By Ali Kuoppala | Last reviewed Tue 25 September 2018
Medical Review by Dr. Stefano Pizzo, MD
One of the more frequently asked questions I get is around the topic of ejaculation and testosterone is;
Does masturbation increase or decrease testosterone levels?
That’s a valid question since the internet seems to be loaded on opinions about the topic.
Obviously, it makes a lot of sense that ejaculation, masturbation, and having sex could all lower T levels, since 95% of the good stuff is made in the gonads, and during an ejaculation you’re basically dumping the contents away, but even if something “makes sense”, doesn’t always mean it’s correct.
The topic of refraining from ejaculations itself has been talked about for years, and many athletes are known for their habit of abstaining from sex before big events, such as: Mike Tyson, who abstained because he felt like having sex before fights made him a “weaker boxer”. Or another boxing legend – Muhammad Ali – who wouldn’t have sex for 6 weeks before his big fights.
Athletes aren’t the only ones who avoid ejaculations for a “greater cause”. Many highly successful men of the past have also abstained in order to use the sexual energy as a fuel for other things, these guys include Napoleon Bonaparte, Thomas Jefferson, George Washington, Oscar Wilde, William Shakespeare, Abraham Lincoln, and many more.
But does any of the above have to do with testosterone? Or is it just a mental thing? And do ejaculations or masturbation even lower testosterone levels in the first place?
Ejaculation and Testosterone
It’s almost like a big taboo to even talk about this very topic, and it’s funny to see how some men get all angry when they don’t like what they see.
With that in mind, I’m going to just go through some of the actual scientific research about masturbation, sex, ejaculations, and testosterone – in animal and human subjects – objectively.
If something below doesn’t justify your porn addictions, or if it just makes you get all hot and bothered, please leave the site and never come back. I’m not here to instruct you how often to have sex or masturbate, this post is just here to show you the real evidence behind masturbation and testosterone levels.
So, here’s some of the research:
a) It’s known that short-term abstinence of 3 weeks can slightly increases testosterone levels in healthy human subjects, and one interesting study shows a significant 145% spike in T at the 7th day of abstinence (probably an evolutionary trigger to reproduce). However, long-term abstinence of 3 months has been shown to significantly reduce testosterone levels (note that this is only researched in men with erectile dysfunction, so the low T can be caused by something completely different).
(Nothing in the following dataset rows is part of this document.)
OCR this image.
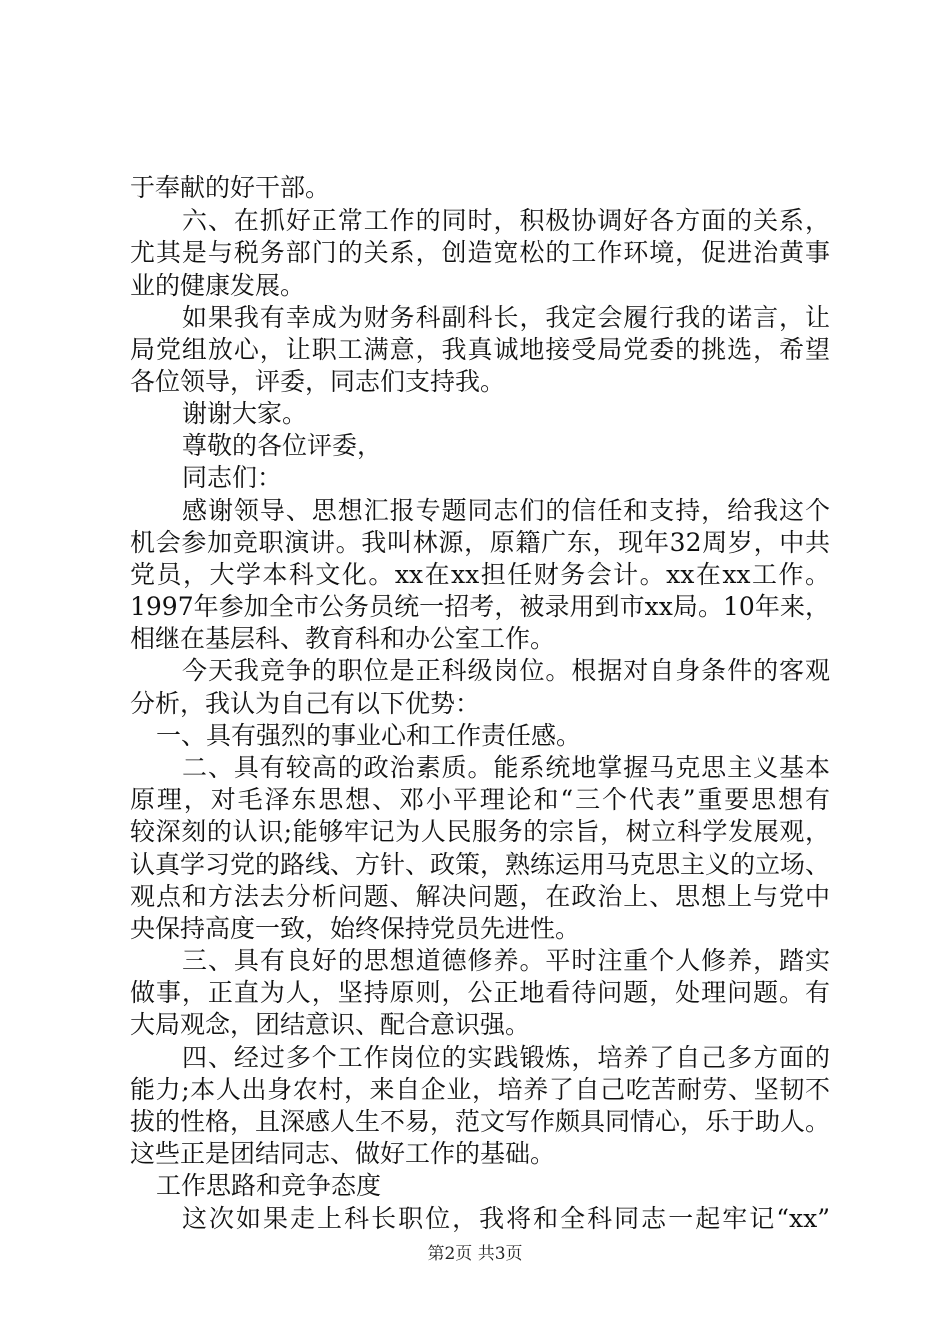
于奉献的好干部。
六、在抓好正常工作的同时，积极协调好各方面的关系，
尤其是与税务部门的关系，创造宽松的工作环境，促进治黄事
业的健康发展。
如果我有幸成为财务科副科长，我定会履行我的诺言，让
局党组放心，让职工满意，我真诚地接受局党委的挑选，希望
各位领导，评委，同志们支持我。
谢谢大家。
尊敬的各位评委，
同志们：
感谢领导、思想汇报专题同志们的信任和支持，给我这个
机会参加竞职演讲。我叫林源，原籍广东，现年32周岁，中共
党员，大学本科文化。xx在xx担任财务会计。xx在xx工作。
1997年参加全市公务员统一招考，被录用到市xx局。10年来，
相继在基层科、教育科和办公室工作。
今天我竞争的职位是正科级岗位。根据对自身条件的客观
分析，我认为自己有以下优势：
一、具有强烈的事业心和工作责任感。
二、具有较高的政治素质。能系统地掌握马克思主义基本
原理，对毛泽东思想、邓小平理论和“三个代表”重要思想有
较深刻的认识;能够牢记为人民服务的宗旨，树立科学发展观，
认真学习党的路线、方针、政策，熟练运用马克思主义的立场、
观点和方法去分析问题、解决问题，在政治上、思想上与党中
央保持高度一致，始终保持党员先进性。
三、具有良好的思想道德修养。平时注重个人修养，踏实
做事，正直为人，坚持原则，公正地看待问题，处理问题。有
大局观念，团结意识、配合意识强。
四、经过多个工作岗位的实践锻炼，培养了自己多方面的
能力;本人出身农村，来自企业，培养了自己吃苦耐劳、坚韧不
拔的性格，且深感人生不易，范文写作颇具同情心，乐于助人。
这些正是团结同志、做好工作的基础。
工作思路和竞争态度
这次如果走上科长职位，我将和全科同志一起牢记“xx”
第2页 共3页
b) In multiple human and animal studies, it has been noted that ejaculation does not acutely change serum testosterone levels, busting the common myth that ejaculation would rapidly deplete the body from testosterone (study, study, study, study).
c) Even though ejaculations seemingly have no significant effects on serum testosterone levels, they can (at least according to rodent studies) alter the body’s ability to utilize testosterone. It has been seen that after multiple ejaculations a sharp decline in androgen receptors takes place inside the hypothalamus, and not only that, but a sharp increase in estrogen receptors follows as well. One rodent study also found out that 1 or 2 ejaculations in short span of time increased androgen receptor activity in the body, while 4 or more ejaculations caused a significant drop in the activity of AR, suggesting that ejaculating yourself to “sexual exhaustion” might lower your body’s ability to utilize androgens and even affect some androgen receptor-mediated things like beard growth.
d) While masturbation induced ejaculations don’t seem to have that big of an effect on serum testosterone levels, sex with a real person does. For example: In a study of 44 men visiting a sex club, it was noted that the men who actually had sex in the club with a woman, noted a nice 72% average increase in their testosterone levels, while the men who only watched the act, got a boost of 11%. In another study, it was seen that on couples, testosterone levels increase on the nights that they have sexual intercourse, but not on the nights that they don’t. One study also saw that older men who have more sex, have higher T levels. What causes this if ejaculations don’t? It could be the interpersonal touch, the female pheromones, the feelings of dominance, power, and even success…
Conclusion on Ejaculation and Testosterone
Ejaculations and their effects on testosterone is quite an understudied topic on humans, but from the current evidence, we can draw the following assumptions on testosterone and ejaculation:
- Short-term abstinence from ejaculations can slightly increase testosterone levels.
- Long-term abstinence can reduce serum T.
- Having an ejaculation does not acutely affect testosterone levels.
- Ejaculating to the point of “sexual exhaustion” can make it harder for your body to utilize testosterone.
- Masturbation doesn’t seem to affect testosterone levels in any significant manner.
- Sex with a real person can boost testosterone levels significantly.
All-in-all, these are all assumptions from the human & animal science above. More human research around masturbation and testosterone levels would not hurt, and if you can find some, please link them in the comment section below.